Graduate Student Association trip to Stratford Festival, choice of "Oliver!" or "London Assurance", Saturday, bus leaves 3 p.m., tickets $35 at Graduate House.
'Great Strides' 5-kilometre walk in support of cystic fibrosis research, Saturday 10:30, Waterloo Park, register 772-2300.
Centre for International Governance Innovation presents Virginia Haufler, University of Maryland at College Park, "Economies of Peace: Corporate Responsibility in Zones of Conflict", Monday 7 p.m., 57 Erb Street West.
'Odyssey' information awareness day on social development initiatives, sponsored by Udai and Waterloo Public Interest Research Group, Wednesday 10:00 to 5:30, Student Life Centre.

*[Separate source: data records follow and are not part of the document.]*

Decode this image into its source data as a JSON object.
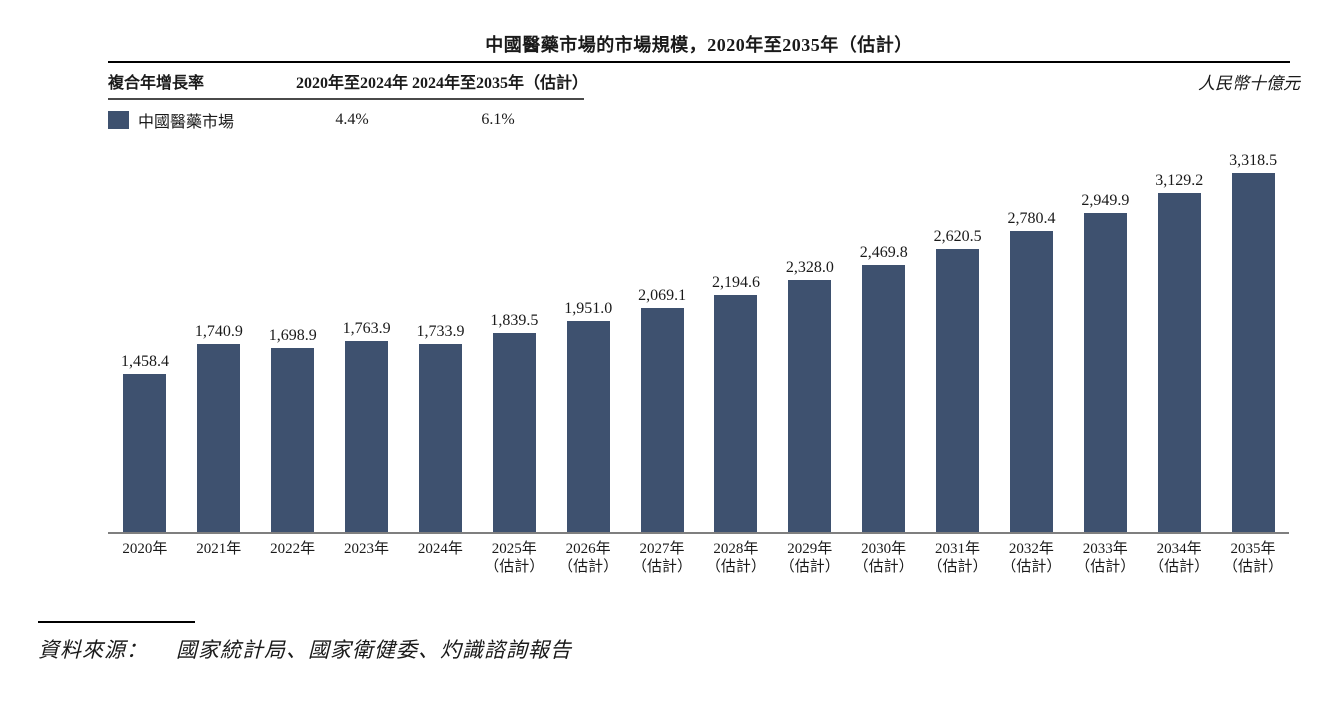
{
  "title": "中國醫藥市場的市場規模，2020年至2035年（估計）",
  "unit_label": "人民幣十億元",
  "legend_table": {
    "header_label": "複合年增長率",
    "period1": "2020年至2024年",
    "period2": "2024年至2035年（估計）",
    "series_label": "中國醫藥市場",
    "cagr1": "4.4%",
    "cagr2": "6.1%"
  },
  "source": {
    "prefix": "資料來源：",
    "text": "國家統計局、國家衛健委、灼識諮詢報告"
  },
  "chart_data": {
    "type": "bar",
    "title": "中國醫藥市場的市場規模，2020年至2035年（估計）",
    "xlabel": "",
    "ylabel": "人民幣十億元",
    "ylim": [
      0,
      3500
    ],
    "grid": false,
    "legend_position": "top-left-table",
    "bar_color": "#3E516F",
    "axis_color": "#7f7f7f",
    "series_name": "中國醫藥市場",
    "cagr": {
      "2020-2024": "4.4%",
      "2024-2035(估計)": "6.1%"
    },
    "categories": [
      {
        "year": "2020年",
        "note": ""
      },
      {
        "year": "2021年",
        "note": ""
      },
      {
        "year": "2022年",
        "note": ""
      },
      {
        "year": "2023年",
        "note": ""
      },
      {
        "year": "2024年",
        "note": ""
      },
      {
        "year": "2025年",
        "note": "（估計）"
      },
      {
        "year": "2026年",
        "note": "（估計）"
      },
      {
        "year": "2027年",
        "note": "（估計）"
      },
      {
        "year": "2028年",
        "note": "（估計）"
      },
      {
        "year": "2029年",
        "note": "（估計）"
      },
      {
        "year": "2030年",
        "note": "（估計）"
      },
      {
        "year": "2031年",
        "note": "（估計）"
      },
      {
        "year": "2032年",
        "note": "（估計）"
      },
      {
        "year": "2033年",
        "note": "（估計）"
      },
      {
        "year": "2034年",
        "note": "（估計）"
      },
      {
        "year": "2035年",
        "note": "（估計）"
      }
    ],
    "values": [
      1458.4,
      1740.9,
      1698.9,
      1763.9,
      1733.9,
      1839.5,
      1951.0,
      2069.1,
      2194.6,
      2328.0,
      2469.8,
      2620.5,
      2780.4,
      2949.9,
      3129.2,
      3318.5
    ],
    "labels": [
      "1,458.4",
      "1,740.9",
      "1,698.9",
      "1,763.9",
      "1,733.9",
      "1,839.5",
      "1,951.0",
      "2,069.1",
      "2,194.6",
      "2,328.0",
      "2,469.8",
      "2,620.5",
      "2,780.4",
      "2,949.9",
      "3,129.2",
      "3,318.5"
    ]
  }
}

The Perimeter Institute for Theoretical Physics, a short walk down the railway tracks from campus, is hosting a gathering of Ontario's top physics teachers this week, with many of them staying in UW's Ron Eydt Village. Some 90 of them are in Waterloo for a three-day conference examining science education, teaching methods and the transformative potential of modern physics. Perimeter, in conjunction with the Ontario Association of Physics Teachers, is offering workshops and sessions with invited international guests from various universities -- plus (drum roll) Kiran Sachdev and Bogdan Luca, award-winning creators of "Al's Relativistic Adventures". Talks also feature leading scientists from Perimeter itself. Perimeter Institute, a news release reminds readers, "is an award-winning scientific research and educational outreach organization where international scientists cluster to formulate new and innovative ideas about the very essence of space, time, matter and information. The Institute, located in Waterloo, Ontario, also offers a full array of special programming for students, teachers and the general public across Canada and beyond."

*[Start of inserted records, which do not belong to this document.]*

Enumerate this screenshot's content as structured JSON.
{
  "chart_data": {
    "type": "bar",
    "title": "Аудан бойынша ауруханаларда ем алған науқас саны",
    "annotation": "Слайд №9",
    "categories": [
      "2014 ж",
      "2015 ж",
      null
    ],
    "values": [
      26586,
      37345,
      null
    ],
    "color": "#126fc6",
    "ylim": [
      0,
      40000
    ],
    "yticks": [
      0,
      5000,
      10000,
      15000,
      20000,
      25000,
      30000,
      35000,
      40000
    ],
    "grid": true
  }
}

It's a Warrior Weekend, which means special activities in the Student Life Centre tonight and tomorrow night, in an alcohol-free environment. There are always movies; this time it's "Glory Road" (midnight tonight) and "Date Movie" (at the witching hour tomorrow). There are also craft activities, games, speed dating tomorrow at 10:00, pizza tonight and ice cream sundaes tomorrow -- the full breathless schedule is online.
A note is on hand from Yvan Rodrigues, manager of systems and technology in UW Graphics: "Graphics is proud to announce their new in-house CD/DVD duplication service. We will make copies of your original CD or DVD and can print full-colour or black and white 'labels' directly on the front of the media, eliminating the need for troublesome adhesive labels. Whether you need one disc or 500, Graphics can do it, even specialties such as mini CDs and business card CDs. We can also provide a variety of jewel cases or DVD cases with custom graphics. Contact Lorrie Winterhalt for details."

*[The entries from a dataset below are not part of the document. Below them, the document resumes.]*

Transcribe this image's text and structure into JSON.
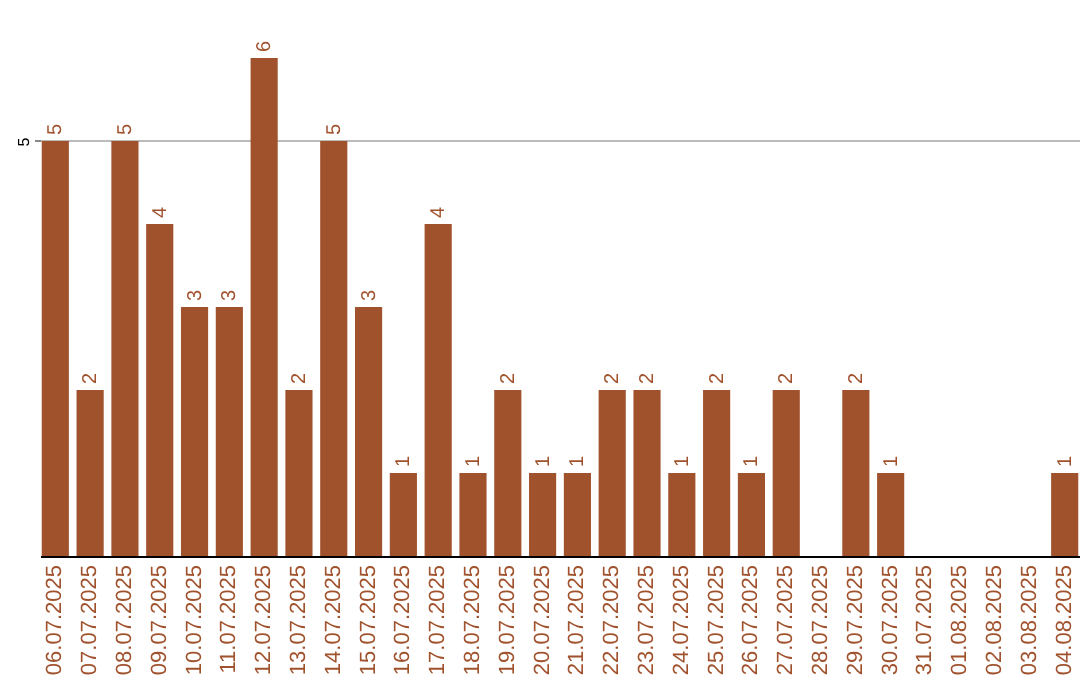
{
  "chart_data": {
    "type": "bar",
    "categories": [
      "06.07.2025",
      "07.07.2025",
      "08.07.2025",
      "09.07.2025",
      "10.07.2025",
      "11.07.2025",
      "12.07.2025",
      "13.07.2025",
      "14.07.2025",
      "15.07.2025",
      "16.07.2025",
      "17.07.2025",
      "18.07.2025",
      "19.07.2025",
      "20.07.2025",
      "21.07.2025",
      "22.07.2025",
      "23.07.2025",
      "24.07.2025",
      "25.07.2025",
      "26.07.2025",
      "27.07.2025",
      "28.07.2025",
      "29.07.2025",
      "30.07.2025",
      "31.07.2025",
      "01.08.2025",
      "02.08.2025",
      "03.08.2025",
      "04.08.2025"
    ],
    "values": [
      5,
      2,
      5,
      4,
      3,
      3,
      6,
      2,
      5,
      3,
      1,
      4,
      1,
      2,
      1,
      1,
      2,
      2,
      1,
      2,
      1,
      2,
      null,
      2,
      1,
      null,
      null,
      null,
      null,
      1
    ],
    "color": "#a0522d",
    "ylim": [
      0,
      6
    ],
    "yticks": [
      5
    ],
    "grid": "y",
    "data_labels": true
  }
}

The Cambridge Times reports that "A second, more intense municipal campaign school for women who want to run, or help another woman run in the upcoming municipal election, will be held on May 27 at the University of Waterloo architecture school in Cambridge. The campaign school will provide practical information to allow women to decide if they are going to run in the 2006 municipal elections, deliver tools to campaign teams to strengthen support and inspire women to run for municipal office." Details and registration for the event are online.
Robert Tattrie, a staff member in UW's central stores since February 1975, officially retired on April 1. . . . A memo from the president of the Federation of Students this week invited applications for two student positions on the Student Life Centre Management Board>. . . . "We anticipate about 2,000 participants" in this year's online forum for high school students who have been offered admission to UW, the marketing and undergraduate recruitment office reports. . . .
And finally, I had a note from someone who read Wednesday's story about the grant to UW from 3M Canada to pay for a security and inventory system in the libraries. "According to the UW history notes," he observes, "in 1966 the library began checking 'briefcases' for books, and so this year is the fortieth anniversary of the book-checkers."